Kancah nasional Amien Rais di era tahun reformasi 1999, juga pernah menjadi calon presiden. Di Era inilah kesempatan emas untuk Amien Rais, tapi kenyataan susahnya cari tokoh pendamping, akhirnya juga harus berpasangan dengan Siswono Yudhohusodo yang notebenenya bagian dari tokoh Orba. Lagi-lagi Tokoh yang masyarakat elu-elukan waktu itu ternyata Partainya hanya tembus kisasaran 7,5 % . Dan di saat pilpres juga kalah. Orang sehebat Amien, dan dengan momentum yang pas saja nggak bisa menang.
Dari pengalaman sejarah ini, hendaknya para pimpinan bisa memperhitungkan dan mempelajari karakteristik warga Muhammadiyah dalam sikap politik. Jangan sampai berharap terlalu tinggi, tapi realisasi minim. Maka perlu pemikiran dan strategi matang.

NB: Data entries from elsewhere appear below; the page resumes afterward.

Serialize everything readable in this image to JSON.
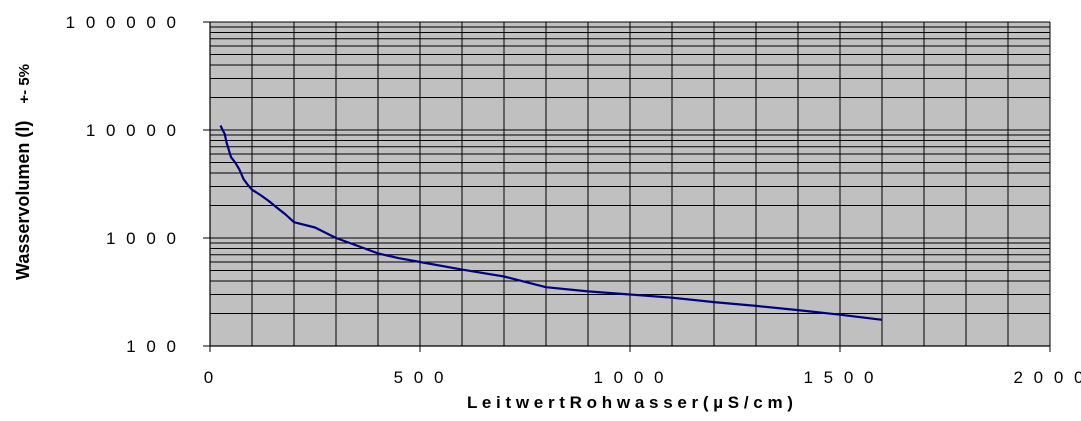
{
  "chart_data": {
    "type": "line",
    "title": "",
    "xlabel": "L e i t w e r t   R o h w a s s e r   ( µ S / c m )",
    "ylabel": "Wasservolumen (l)",
    "ylabel_suffix": "+- 5%",
    "xlim": [
      0,
      2000
    ],
    "ylim": [
      100,
      100000
    ],
    "yscale": "log",
    "grid": true,
    "legend": "none",
    "x_ticks": [
      0,
      500,
      1000,
      1500,
      2000
    ],
    "x_tick_labels": [
      "0",
      "5 0 0",
      "1 0 0 0",
      "1 5 0 0",
      "2 0 0 0"
    ],
    "y_ticks": [
      100,
      1000,
      10000,
      100000
    ],
    "y_tick_labels": [
      "1 0 0",
      "1 0 0 0",
      "1 0 0 0 0",
      "1 0 0 0 0 0"
    ],
    "series": [
      {
        "x": [
          25,
          30,
          35,
          40,
          45,
          50,
          60,
          70,
          80,
          90,
          100,
          120,
          140,
          160,
          180,
          200,
          250,
          300,
          350,
          400,
          450,
          500,
          600,
          700,
          800,
          900,
          1000,
          1100,
          1200,
          1300,
          1400,
          1500,
          1600
        ],
        "y": [
          11000,
          10000,
          9200,
          7500,
          6500,
          5600,
          5000,
          4300,
          3500,
          3100,
          2800,
          2500,
          2200,
          1900,
          1650,
          1400,
          1250,
          1000,
          850,
          720,
          650,
          600,
          510,
          440,
          350,
          320,
          300,
          280,
          255,
          235,
          215,
          195,
          175
        ]
      }
    ],
    "colors": {
      "plot_bg": "#c0c0c0",
      "grid": "#000000",
      "line": "#000080"
    }
  }
}
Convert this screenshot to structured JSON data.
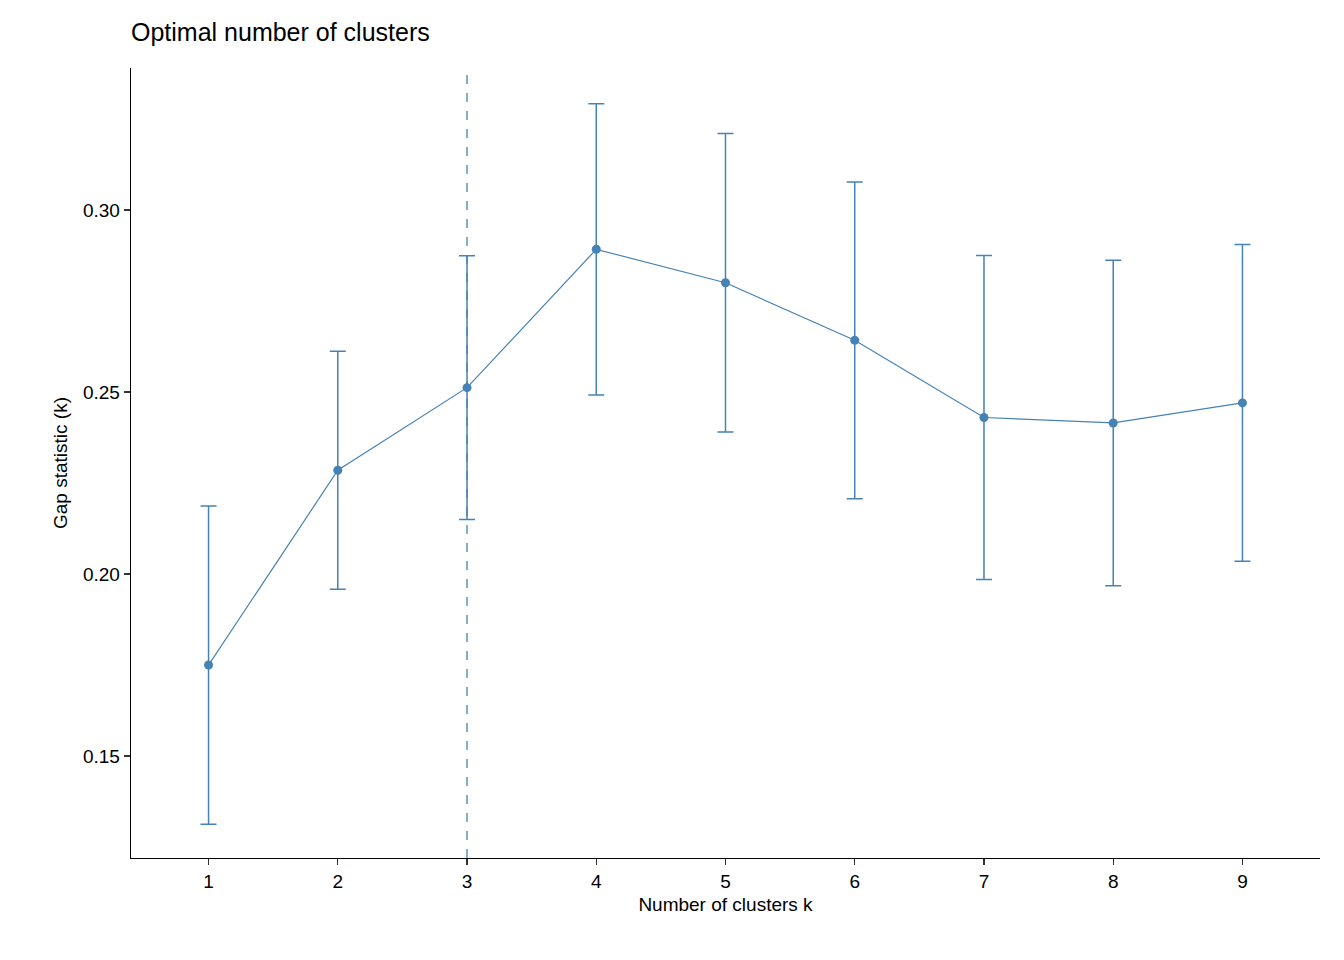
{
  "chart_data": {
    "type": "line",
    "title": "Optimal number of clusters",
    "x_label": "Number of clusters k",
    "y_label": "Gap statistic (k)",
    "x": [
      1,
      2,
      3,
      4,
      5,
      6,
      7,
      8,
      9
    ],
    "values": [
      0.175,
      0.2285,
      0.2512,
      0.2892,
      0.28,
      0.2642,
      0.243,
      0.2415,
      0.247
    ],
    "errors": [
      0.0437,
      0.0327,
      0.0362,
      0.04,
      0.041,
      0.0435,
      0.0445,
      0.0447,
      0.0435
    ],
    "optimal_k": 3,
    "color": "#4682b4",
    "marker": "circle",
    "xlim": [
      0.4,
      9.6
    ],
    "xticks": [
      1,
      2,
      3,
      4,
      5,
      6,
      7,
      8,
      9
    ],
    "ylim": [
      0.122,
      0.339
    ],
    "yticks": [
      0.15,
      {
        "value": 0.2,
        "label": "0.20"
      },
      0.25,
      {
        "value": 0.3,
        "label": "0.30"
      }
    ],
    "grid": false
  }
}
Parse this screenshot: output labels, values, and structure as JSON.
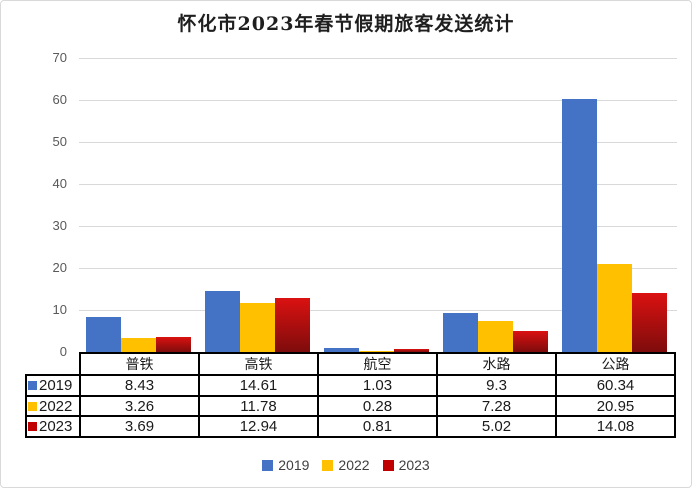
{
  "title": "怀化市2023年春节假期旅客发送统计",
  "chart_data": {
    "type": "bar",
    "title": "怀化市2023年春节假期旅客发送统计",
    "categories": [
      "普铁",
      "高铁",
      "航空",
      "水路",
      "公路"
    ],
    "series": [
      {
        "name": "2019",
        "color": "#4472C4",
        "values": [
          8.43,
          14.61,
          1.03,
          9.3,
          60.34
        ]
      },
      {
        "name": "2022",
        "color": "#FFC000",
        "values": [
          3.26,
          11.78,
          0.28,
          7.28,
          20.95
        ]
      },
      {
        "name": "2023",
        "color": "#C00000",
        "gradient": [
          "#DB1111",
          "#7E0C0C"
        ],
        "values": [
          3.69,
          12.94,
          0.81,
          5.02,
          14.08
        ]
      }
    ],
    "ylim": [
      0,
      70
    ],
    "ytick_step": 10,
    "grid": true,
    "legend_position": "bottom",
    "data_table": true
  },
  "colors": {
    "grid": "#D9D9D9",
    "axis_text": "#595959",
    "legend_text": "#404040",
    "table_border": "#000000",
    "frame_border": "#D9D9D9",
    "background": "#FFFFFF"
  }
}
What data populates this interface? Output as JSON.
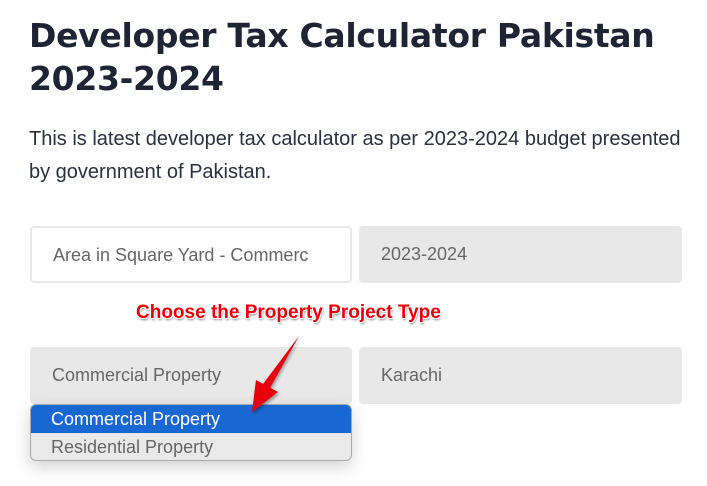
{
  "page": {
    "title": "Developer Tax Calculator Pakistan 2023-2024",
    "description": "This is latest developer tax calculator as per 2023-2024 budget presented by government of Pakistan."
  },
  "form": {
    "area_placeholder": "Area in Square Yard - Commerc",
    "tax_year": "2023-2024",
    "property_type": "Commercial Property",
    "city": "Karachi",
    "property_type_options": [
      {
        "label": "Commercial Property",
        "selected": true
      },
      {
        "label": "Residential Property",
        "selected": false
      }
    ]
  },
  "annotation": {
    "text": "Choose the Property Project Type",
    "color": "#e8000b"
  },
  "colors": {
    "selected_option": "#1967d2",
    "field_bg": "#e8e8e8"
  }
}
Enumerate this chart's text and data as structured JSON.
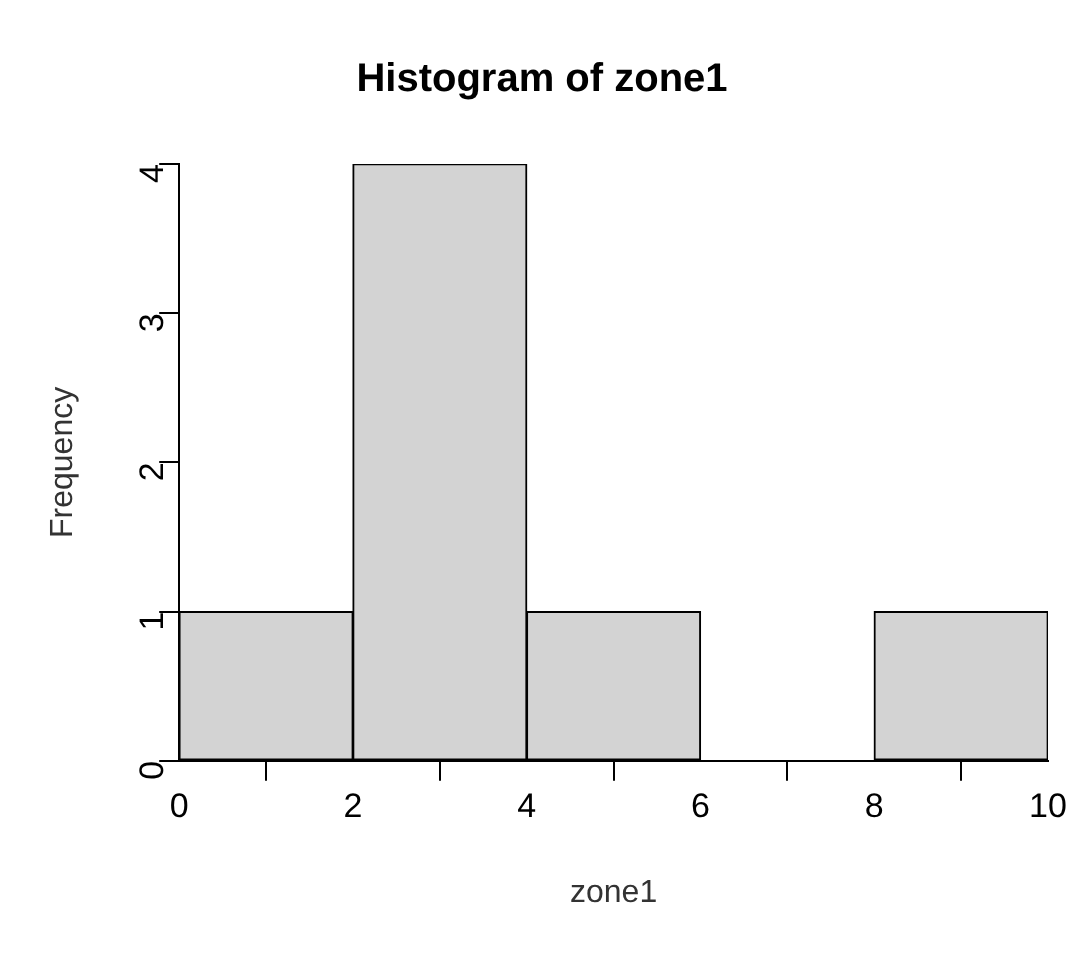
{
  "chart_data": {
    "type": "histogram",
    "title": "Histogram of zone1",
    "xlabel": "zone1",
    "ylabel": "Frequency",
    "bins": [
      0,
      2,
      4,
      6,
      8,
      10
    ],
    "values": [
      1,
      4,
      1,
      0,
      1
    ],
    "color": "#d3d3d3",
    "xlim": [
      0,
      10
    ],
    "xticks": [
      0,
      2,
      4,
      6,
      8,
      10
    ],
    "ylim": [
      0,
      4
    ],
    "yticks": [
      0,
      1,
      2,
      3,
      4
    ]
  }
}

Belajar dari Para yang Menang
Jika mau merubah keadaan, memang harus sabar dan konsisten. Bahkan, sampai harus bertahun tahun menunggu waktu yang pas. Di antara para pemenang zaman Orba maupun zaman sekarang itu, yang bisa kita amati dari yang terang-terangan maupun gerakan senyap yaitu:
1. Menguasai Aparatur Sipil Negara menjadi lahan efektif untuk tim pemenangan.
2. Mendesain kades dan perangkat desa. RT, RW, Kaur, Sekdes, dan Kepala Desa merupakan jaringan empuk yang selalu diperebutkan parpol.
3. Kuasai komunitas dan organisasi keagamaan. Organisasi yang anggotanya besar akan selalu diperebutkan. Maka tidak aneh, kaum minoritas dalam demokrasi selalu dipandang sebelah mata.
Dari peta ini saja, jikalau Muhammadiyah mau bermain jauh dalam jangka panjang, harus mendesain : kadernya jadi RT/RW, Kades, ASN dan komunitas komunitas masyarakat lainya. Harapanya, gerakan Muhammadiyah akan lebih mudah. Dan Ini waktunya panjang. Perlu beberapa generasi, tapi harus selalu di wacanakan supaya tidak putus jalan.
Pasion Muhammadiyah Apa?
Mecermati, dan membaca bahwa modal kapital yang besar, sementara orang Muhammadiyah itu “ora tegelan” sesuai jargon bahwa Muhammadiyah adalah Umathan Washatiyah (Umat Tengah) dalam konteks keterlibatan politik di saat ini akan lebih pas. Hemat penulis pasionya sebagai wasit. Wasit bisa berupa penyelenggara pemilu ataupun pengawas pemilu, dengan beberapa pertimbangan :
– Tidak memerlukan biaya yang tinggi.
– Modal trust/kepercayaan bahwa orang Muhammadiyah jujur.
– Sudah ada jaringan. Beberapa senior yang di KPU/Panwas memiliki rekam jejak yang baik.
Meskipun hal ini juga tidak serta merta menjadi suatu hal yang mutlak, mengingat ormas di Indonesia tidak hanya Muhammadiyah, yang lainpun juga akan memperebutkan.
Kerja berkesinambungan, terus bergerak, dan mengikat jaringan kader dengan ideologi. Setelah dirasa cukup kuat, jumlah PNS, Kades/Perangkat desa sudah mulai banyak, dan mendapatkan momentum yang pas. Pasti akan lebih mudah.
Dan tentunya juga tetap terus memberi ruang terbuka. Teruntuk kader yang saat ini dirasa mampu dan kuat untuk langsung kontestasi ya dipersilahkan. Selamat berjuang!